In a word - Settlements. This is original sin for which both Israelis and Palestinians (though mostly Palestinians it must be clearly said) are suffering. Once Israel started expropriating land and water for exclusive Jewish use, once it became clear that Israel wished to annex all or large parts of the West Bank, and to change their basic character, to develop them exclusively for the benefit of Jews, it was only a matter of time until Palestinians started to actively resist. For the first 20 years of the occupation, it was mostly peaceful, and Jews and West Bank Arabs mingled and lived in a common economy. But after the intense settlement activity of the late 70's and 80's the local Palestinians finally had had enough. The Palestinian resistance moved from overseas (the PLO in Tunis) to the local front. The first intifada (1988-1992) was a local resistance in response the land expropriations and the now clear and growing apartheid policies on the West Bank and Gaza.
Israel's response only made things worse. Palestinians threw rocks. Israeli soldiers fired live ammunition. Worse, Israel responded by making it almost impossible for Palestinians to work in Israel proper (and at the same time started importing vast numbers of foreign workers from Thailand, Bulgaria, Romania, etc.) and by imposing roadblocks and checkpoints.

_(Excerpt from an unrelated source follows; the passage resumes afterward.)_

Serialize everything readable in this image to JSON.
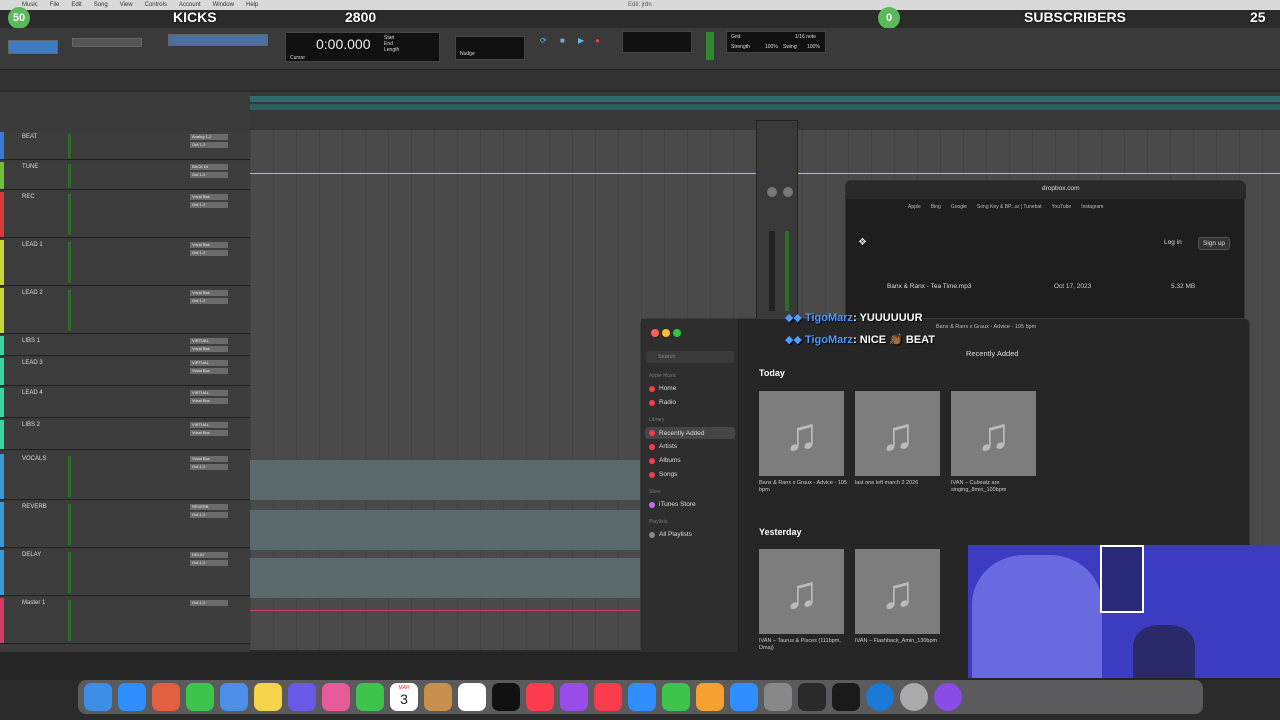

The Palestinian economy began to collapse, and Palestinians and Jewish civilians ceased to have any contact at all. (Of course Palestinians encountered Jewish soldiers all the time. In fact a Palestinian under the age of 20 has very likely never seen any Jew except for a soldier or a settler.) The Olso period (1993- 2000) only mitigated the shootings and (many of the) road blocks. Separation and lack of economic opportunity continued. As of course did the settlements. The Oslo period saw a huge growth of the Jewish population of the West Bank settlements, along with more land expropriations and by-pass roads - designed to create even less contact between Palestinians and Israelis.
So that brings us to today, and to Moshe and Munir, pining for the good old days of the "benign occupation" when people "just got along." Can we ever go back? Probably not. But if there is to be any hope for a rapprochement, it will have to come after the dismantling of most of the settlement infrastructure and a semblance of equality between the sides.